King Shaka, Shaka kaSenzangakhona (Shaka son of Senzangakhona), or Shaka Zulu, is known today as the founder of the Zulu Empire or Zululand. He ruled from 1816 to 1828, and was one of the most influential monarchs of the Zulu, responsible for re-organizing the Zulu military into a formidable force via a series of wide-reaching and influential reforms; thus he was responsible for uniting small Zulu clans to form an impressive Empire which was a real threat to European advances in the region. Shaka was a master military strategist who revolutionized the Zulu military by dividing his army into components, sometimes on the basis of age and fighting strength. For example, he tasked young boys, perhaps in their early teens, with transporting military supplies. This allowed his fighting machine to move very quickly during raids or conquests. When Shaka first became king, the Zulu were a cluster of tribes of less than 2000 people; by the end of his reign, the population was 250,000 people, an impressive growth for a 12-year reign.
Nathaniel Isaacs, a British explorer met King Shaka. Below is a portrait he made of King Shaka found in N. Isaacs, Travels and Adventures in Eastern Africa Vol I, 1836.
“In the evening, at the request of the king, we joined in their amusements, and could not … avoid singing: we commenced with ‘God save the King.’ On our explaining its literal meaning, Chaka was highly pleased; in fact, there was nothing but good humour to be observed in the countenances of every one present.
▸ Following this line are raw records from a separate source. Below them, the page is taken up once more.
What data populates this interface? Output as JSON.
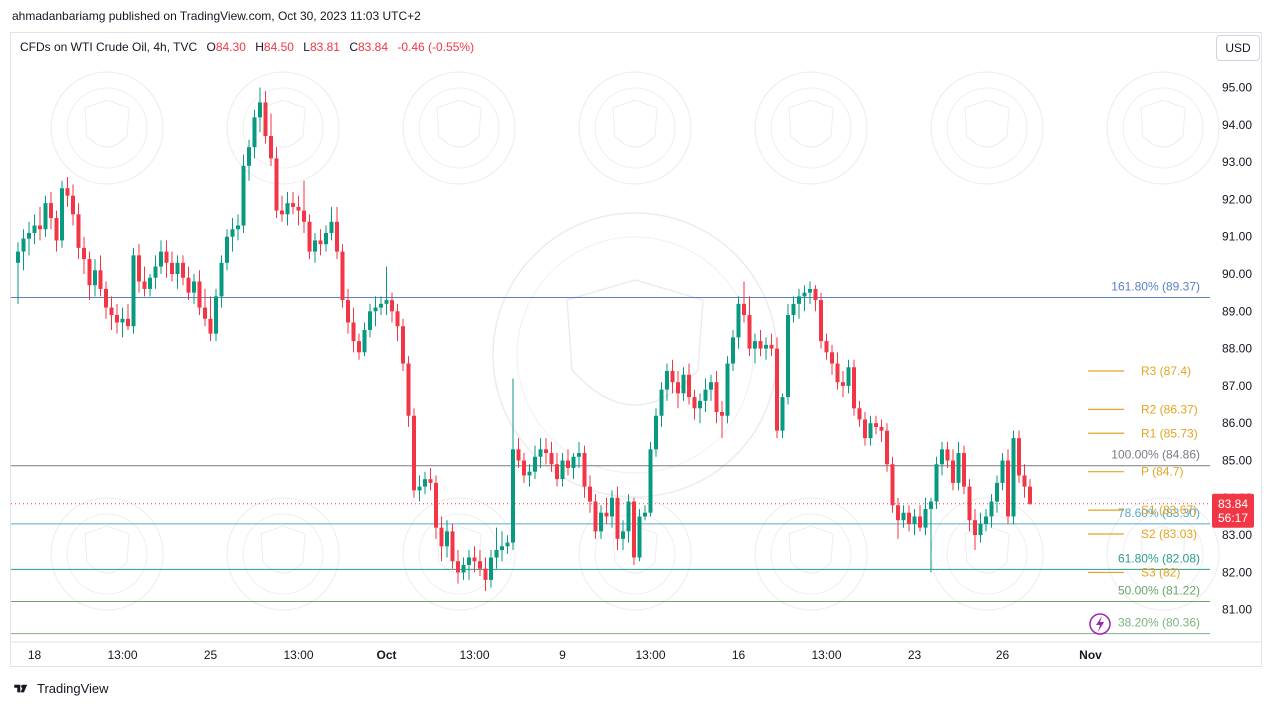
{
  "header": {
    "published": "ahmadanbariamg published on TradingView.com, Oct 30, 2023 11:03 UTC+2",
    "symbol": "CFDs on WTI Crude Oil, 4h, TVC",
    "o_label": "O",
    "o_value": "84.30",
    "h_label": "H",
    "h_value": "84.50",
    "l_label": "L",
    "l_value": "83.81",
    "c_label": "C",
    "c_value": "83.84",
    "change": "-0.46 (-0.55%)"
  },
  "currency_button": "USD",
  "footer": {
    "brand": "TradingView"
  },
  "colors": {
    "up": "#089981",
    "down": "#f23645",
    "fib": "#5b7fc7",
    "fib_gray": "#787b86",
    "fib_green": "#6ca56c",
    "pivot": "#e3a520",
    "price_tag": "#f23645"
  },
  "chart_data": {
    "type": "candlestick",
    "title": "CFDs on WTI Crude Oil, 4h, TVC",
    "ylim": [
      80.35,
      95.45
    ],
    "y_ticks": [
      {
        "value": 95,
        "label": "95.00"
      },
      {
        "value": 94,
        "label": "94.00"
      },
      {
        "value": 93,
        "label": "93.00"
      },
      {
        "value": 92,
        "label": "92.00"
      },
      {
        "value": 91,
        "label": "91.00"
      },
      {
        "value": 90,
        "label": "90.00"
      },
      {
        "value": 89,
        "label": "89.00"
      },
      {
        "value": 88,
        "label": "88.00"
      },
      {
        "value": 87,
        "label": "87.00"
      },
      {
        "value": 86,
        "label": "86.00"
      },
      {
        "value": 85,
        "label": "85.00"
      },
      {
        "value": 84,
        "label": "84.00"
      },
      {
        "value": 83,
        "label": "83.00"
      },
      {
        "value": 82,
        "label": "82.00"
      },
      {
        "value": 81,
        "label": "81.00"
      }
    ],
    "x_ticks": [
      {
        "bar": 3,
        "label": "18",
        "bold": false
      },
      {
        "bar": 19,
        "label": "13:00",
        "bold": false
      },
      {
        "bar": 35,
        "label": "25",
        "bold": false
      },
      {
        "bar": 51,
        "label": "13:00",
        "bold": false
      },
      {
        "bar": 67,
        "label": "Oct",
        "bold": true
      },
      {
        "bar": 83,
        "label": "13:00",
        "bold": false
      },
      {
        "bar": 99,
        "label": "9",
        "bold": false
      },
      {
        "bar": 115,
        "label": "13:00",
        "bold": false
      },
      {
        "bar": 131,
        "label": "16",
        "bold": false
      },
      {
        "bar": 147,
        "label": "13:00",
        "bold": false
      },
      {
        "bar": 163,
        "label": "23",
        "bold": false
      },
      {
        "bar": 179,
        "label": "26",
        "bold": false
      },
      {
        "bar": 195,
        "label": "Nov",
        "bold": true
      }
    ],
    "candles": [
      [
        90.3,
        90.85,
        89.2,
        90.6
      ],
      [
        90.6,
        91.2,
        90.1,
        90.95
      ],
      [
        90.95,
        91.4,
        90.5,
        91.1
      ],
      [
        91.1,
        91.6,
        90.8,
        91.3
      ],
      [
        91.3,
        91.8,
        90.9,
        91.2
      ],
      [
        91.2,
        92.1,
        91.0,
        91.9
      ],
      [
        91.9,
        92.2,
        91.2,
        91.5
      ],
      [
        91.5,
        91.7,
        90.6,
        90.9
      ],
      [
        90.9,
        92.5,
        90.7,
        92.3
      ],
      [
        92.3,
        92.6,
        91.8,
        92.1
      ],
      [
        92.1,
        92.4,
        91.3,
        91.6
      ],
      [
        91.6,
        91.9,
        90.4,
        90.7
      ],
      [
        90.7,
        91.0,
        90.0,
        90.4
      ],
      [
        90.4,
        90.6,
        89.3,
        89.7
      ],
      [
        89.7,
        90.4,
        89.4,
        90.1
      ],
      [
        90.1,
        90.5,
        89.4,
        89.6
      ],
      [
        89.6,
        89.8,
        88.8,
        89.1
      ],
      [
        89.1,
        89.4,
        88.5,
        88.9
      ],
      [
        88.9,
        89.2,
        88.4,
        88.7
      ],
      [
        88.7,
        89.1,
        88.3,
        88.8
      ],
      [
        88.8,
        89.2,
        88.5,
        88.6
      ],
      [
        88.6,
        90.7,
        88.4,
        90.5
      ],
      [
        90.5,
        90.8,
        89.5,
        89.8
      ],
      [
        89.8,
        90.2,
        89.4,
        89.6
      ],
      [
        89.6,
        90.0,
        89.4,
        89.9
      ],
      [
        89.9,
        90.5,
        89.6,
        90.2
      ],
      [
        90.2,
        90.9,
        90.0,
        90.6
      ],
      [
        90.6,
        90.9,
        89.9,
        90.3
      ],
      [
        90.3,
        90.6,
        89.8,
        90.0
      ],
      [
        90.0,
        90.5,
        89.6,
        90.3
      ],
      [
        90.3,
        90.5,
        89.7,
        89.9
      ],
      [
        89.9,
        90.2,
        89.3,
        89.5
      ],
      [
        89.5,
        90.0,
        89.2,
        89.8
      ],
      [
        89.8,
        90.1,
        88.9,
        89.1
      ],
      [
        89.1,
        89.6,
        88.6,
        88.8
      ],
      [
        88.8,
        89.4,
        88.2,
        88.4
      ],
      [
        88.4,
        89.6,
        88.2,
        89.4
      ],
      [
        89.4,
        90.5,
        89.1,
        90.3
      ],
      [
        90.3,
        91.2,
        90.1,
        91.0
      ],
      [
        91.0,
        91.5,
        90.6,
        91.2
      ],
      [
        91.2,
        91.6,
        90.9,
        91.3
      ],
      [
        91.3,
        93.2,
        91.1,
        92.9
      ],
      [
        92.9,
        93.6,
        92.5,
        93.4
      ],
      [
        93.4,
        94.4,
        93.1,
        94.2
      ],
      [
        94.2,
        95.0,
        93.8,
        94.6
      ],
      [
        94.6,
        94.9,
        93.5,
        93.7
      ],
      [
        93.7,
        94.3,
        92.9,
        93.1
      ],
      [
        93.1,
        93.4,
        91.5,
        91.7
      ],
      [
        91.7,
        92.1,
        91.4,
        91.6
      ],
      [
        91.6,
        92.2,
        91.3,
        91.9
      ],
      [
        91.9,
        92.2,
        91.6,
        91.8
      ],
      [
        91.8,
        92.1,
        91.3,
        91.7
      ],
      [
        91.7,
        92.5,
        91.1,
        91.4
      ],
      [
        91.4,
        91.6,
        90.4,
        90.6
      ],
      [
        90.6,
        91.1,
        90.3,
        90.9
      ],
      [
        90.9,
        91.2,
        90.5,
        90.8
      ],
      [
        90.8,
        91.3,
        90.6,
        91.1
      ],
      [
        91.1,
        91.8,
        90.9,
        91.4
      ],
      [
        91.4,
        91.8,
        90.4,
        90.6
      ],
      [
        90.6,
        90.8,
        89.1,
        89.3
      ],
      [
        89.3,
        89.6,
        88.4,
        88.7
      ],
      [
        88.7,
        89.1,
        87.9,
        88.2
      ],
      [
        88.2,
        88.4,
        87.7,
        87.9
      ],
      [
        87.9,
        88.7,
        87.8,
        88.5
      ],
      [
        88.5,
        89.2,
        88.3,
        89.0
      ],
      [
        89.0,
        89.4,
        88.6,
        89.1
      ],
      [
        89.1,
        89.4,
        88.9,
        89.2
      ],
      [
        89.2,
        90.2,
        88.9,
        89.3
      ],
      [
        89.3,
        89.5,
        88.7,
        89.0
      ],
      [
        89.0,
        89.2,
        88.2,
        88.6
      ],
      [
        88.6,
        88.8,
        87.4,
        87.6
      ],
      [
        87.6,
        87.8,
        85.9,
        86.2
      ],
      [
        86.2,
        86.4,
        84.0,
        84.2
      ],
      [
        84.2,
        84.6,
        83.9,
        84.3
      ],
      [
        84.3,
        84.7,
        84.1,
        84.5
      ],
      [
        84.5,
        84.8,
        84.2,
        84.4
      ],
      [
        84.4,
        84.6,
        82.9,
        83.2
      ],
      [
        83.2,
        83.5,
        82.3,
        82.7
      ],
      [
        82.7,
        83.4,
        82.4,
        83.1
      ],
      [
        83.1,
        83.3,
        82.1,
        82.3
      ],
      [
        82.3,
        82.6,
        81.7,
        82.0
      ],
      [
        82.0,
        82.4,
        81.8,
        82.2
      ],
      [
        82.2,
        82.6,
        81.8,
        82.4
      ],
      [
        82.4,
        82.7,
        82.0,
        82.3
      ],
      [
        82.3,
        82.6,
        81.9,
        82.1
      ],
      [
        82.1,
        82.4,
        81.5,
        81.8
      ],
      [
        81.8,
        82.6,
        81.6,
        82.4
      ],
      [
        82.4,
        83.2,
        82.1,
        82.6
      ],
      [
        82.6,
        83.1,
        82.3,
        82.7
      ],
      [
        82.7,
        83.0,
        82.5,
        82.8
      ],
      [
        82.8,
        87.2,
        82.6,
        85.3
      ],
      [
        85.3,
        85.6,
        84.8,
        85.0
      ],
      [
        85.0,
        85.2,
        84.4,
        84.6
      ],
      [
        84.6,
        84.9,
        84.3,
        84.7
      ],
      [
        84.7,
        85.4,
        84.5,
        85.1
      ],
      [
        85.1,
        85.6,
        84.8,
        85.3
      ],
      [
        85.3,
        85.6,
        84.9,
        85.2
      ],
      [
        85.2,
        85.5,
        84.7,
        84.9
      ],
      [
        84.9,
        85.2,
        84.3,
        84.5
      ],
      [
        84.5,
        85.2,
        84.3,
        85.0
      ],
      [
        85.0,
        85.3,
        84.6,
        84.8
      ],
      [
        84.8,
        85.2,
        84.5,
        85.1
      ],
      [
        85.1,
        85.5,
        84.8,
        85.2
      ],
      [
        85.2,
        85.4,
        84.0,
        84.3
      ],
      [
        84.3,
        84.6,
        83.6,
        83.9
      ],
      [
        83.9,
        84.1,
        82.9,
        83.1
      ],
      [
        83.1,
        83.8,
        82.9,
        83.6
      ],
      [
        83.6,
        84.0,
        83.3,
        83.5
      ],
      [
        83.5,
        84.2,
        83.2,
        84.0
      ],
      [
        84.0,
        84.3,
        82.6,
        82.9
      ],
      [
        82.9,
        83.4,
        82.6,
        83.1
      ],
      [
        83.1,
        84.1,
        82.8,
        83.9
      ],
      [
        83.9,
        84.0,
        82.2,
        82.4
      ],
      [
        82.4,
        83.7,
        82.3,
        83.5
      ],
      [
        83.5,
        83.8,
        83.4,
        83.6
      ],
      [
        83.6,
        85.5,
        83.5,
        85.3
      ],
      [
        85.3,
        86.4,
        85.1,
        86.2
      ],
      [
        86.2,
        87.1,
        85.9,
        86.9
      ],
      [
        86.9,
        87.6,
        86.6,
        87.4
      ],
      [
        87.4,
        87.7,
        86.8,
        87.1
      ],
      [
        87.1,
        87.4,
        86.4,
        86.8
      ],
      [
        86.8,
        87.5,
        86.6,
        87.3
      ],
      [
        87.3,
        87.6,
        86.5,
        86.7
      ],
      [
        86.7,
        86.9,
        86.1,
        86.4
      ],
      [
        86.4,
        86.8,
        86.0,
        86.6
      ],
      [
        86.6,
        87.2,
        86.3,
        86.9
      ],
      [
        86.9,
        87.3,
        86.6,
        87.1
      ],
      [
        87.1,
        87.4,
        86.0,
        86.3
      ],
      [
        86.3,
        86.6,
        85.6,
        86.2
      ],
      [
        86.2,
        87.8,
        86.0,
        87.6
      ],
      [
        87.6,
        88.5,
        87.4,
        88.3
      ],
      [
        88.3,
        89.4,
        88.0,
        89.2
      ],
      [
        89.2,
        89.8,
        88.7,
        88.9
      ],
      [
        88.9,
        89.4,
        87.8,
        88.0
      ],
      [
        88.0,
        88.4,
        87.6,
        88.2
      ],
      [
        88.2,
        88.5,
        87.8,
        88.0
      ],
      [
        88.0,
        88.3,
        87.7,
        88.1
      ],
      [
        88.1,
        88.4,
        87.8,
        88.0
      ],
      [
        88.0,
        88.3,
        85.6,
        85.8
      ],
      [
        85.8,
        86.8,
        85.6,
        86.7
      ],
      [
        86.7,
        89.2,
        86.5,
        88.9
      ],
      [
        88.9,
        89.4,
        88.7,
        89.2
      ],
      [
        89.2,
        89.6,
        88.8,
        89.4
      ],
      [
        89.4,
        89.7,
        89.0,
        89.5
      ],
      [
        89.5,
        89.8,
        89.2,
        89.6
      ],
      [
        89.6,
        89.7,
        89.0,
        89.3
      ],
      [
        89.3,
        89.5,
        88.0,
        88.2
      ],
      [
        88.2,
        88.4,
        87.7,
        87.9
      ],
      [
        87.9,
        88.1,
        87.3,
        87.6
      ],
      [
        87.6,
        87.9,
        86.9,
        87.1
      ],
      [
        87.1,
        87.4,
        86.7,
        87.0
      ],
      [
        87.0,
        87.7,
        86.8,
        87.5
      ],
      [
        87.5,
        87.7,
        86.2,
        86.4
      ],
      [
        86.4,
        86.6,
        85.9,
        86.1
      ],
      [
        86.1,
        86.3,
        85.4,
        85.6
      ],
      [
        85.6,
        86.2,
        85.4,
        86.0
      ],
      [
        86.0,
        86.2,
        85.7,
        85.9
      ],
      [
        85.9,
        86.1,
        85.5,
        85.8
      ],
      [
        85.8,
        86.0,
        84.7,
        84.9
      ],
      [
        84.9,
        85.1,
        83.6,
        83.8
      ],
      [
        83.8,
        84.0,
        82.9,
        83.4
      ],
      [
        83.4,
        83.8,
        83.2,
        83.6
      ],
      [
        83.6,
        83.8,
        83.1,
        83.3
      ],
      [
        83.3,
        83.7,
        83.0,
        83.5
      ],
      [
        83.5,
        83.8,
        83.1,
        83.2
      ],
      [
        83.2,
        84.0,
        83.0,
        83.7
      ],
      [
        83.7,
        84.0,
        82.0,
        83.9
      ],
      [
        83.9,
        85.1,
        83.7,
        84.9
      ],
      [
        84.9,
        85.5,
        84.6,
        85.3
      ],
      [
        85.3,
        85.5,
        84.8,
        85.0
      ],
      [
        85.0,
        85.3,
        84.2,
        84.4
      ],
      [
        84.4,
        85.5,
        84.2,
        85.2
      ],
      [
        85.2,
        85.4,
        84.1,
        84.3
      ],
      [
        84.3,
        84.5,
        83.1,
        83.4
      ],
      [
        83.4,
        83.7,
        82.6,
        83.0
      ],
      [
        83.0,
        83.6,
        82.8,
        83.3
      ],
      [
        83.3,
        83.7,
        83.1,
        83.5
      ],
      [
        83.5,
        84.1,
        83.2,
        83.9
      ],
      [
        83.9,
        84.6,
        83.6,
        84.4
      ],
      [
        84.4,
        85.2,
        84.2,
        85.0
      ],
      [
        85.0,
        85.3,
        83.3,
        83.5
      ],
      [
        83.5,
        85.8,
        83.3,
        85.6
      ],
      [
        85.6,
        85.8,
        84.4,
        84.6
      ],
      [
        84.6,
        84.9,
        84.0,
        84.3
      ],
      [
        84.3,
        84.5,
        83.81,
        83.84
      ]
    ],
    "horizontal_lines": [
      {
        "price": 89.37,
        "label": "161.80% (89.37)",
        "color": "#5b7fc7"
      },
      {
        "price": 84.86,
        "label": "100.00% (84.86)",
        "color": "#787b86"
      },
      {
        "price": 83.3,
        "label": "78.60% (83.30)",
        "color": "#5aa9c9"
      },
      {
        "price": 82.08,
        "label": "61.80% (82.08)",
        "color": "#2a9d8f"
      },
      {
        "price": 81.22,
        "label": "50.00% (81.22)",
        "color": "#6ca56c"
      },
      {
        "price": 80.36,
        "label": "38.20% (80.36)",
        "color": "#7fb27f"
      }
    ],
    "pivot_levels": [
      {
        "price": 87.4,
        "label": "R3 (87.4)"
      },
      {
        "price": 86.37,
        "label": "R2 (86.37)"
      },
      {
        "price": 85.73,
        "label": "R1 (85.73)"
      },
      {
        "price": 84.7,
        "label": "P (84.7)"
      },
      {
        "price": 83.67,
        "label": "S1 (83.67)"
      },
      {
        "price": 83.03,
        "label": "S2 (83.03)"
      },
      {
        "price": 82.0,
        "label": "S3 (82)"
      }
    ],
    "last_price": {
      "price": 83.84,
      "label": "83.84",
      "countdown": "56:17"
    }
  }
}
The party broke up at a late hour; and, as is usual, in the morning we paid the king an early visit. We now expressed a wish to see him in his war dress; he immediately retired, and in a short time returned attired: his dress consists of monkeys’ skins, in three folds from his waist to the knee, from which two white cows’ tails are suspended, as well as from each arm; round his head is a neat band of fur stuffed, in front of which is placed a tall feather, and on each side a variegated plume. He advanced with his shield, an oval about four feet in length, and an umconto, or spear, when his warriors commenced a war song, and he began his maneuvres. Chaka is about thirty-eight years of age, upwards of six feet in height, and well proportioned: he is allowed to be the best pedestrian in his country, and, in fact, during his wonderful exercises this day he exhibited the most astonishing activity.”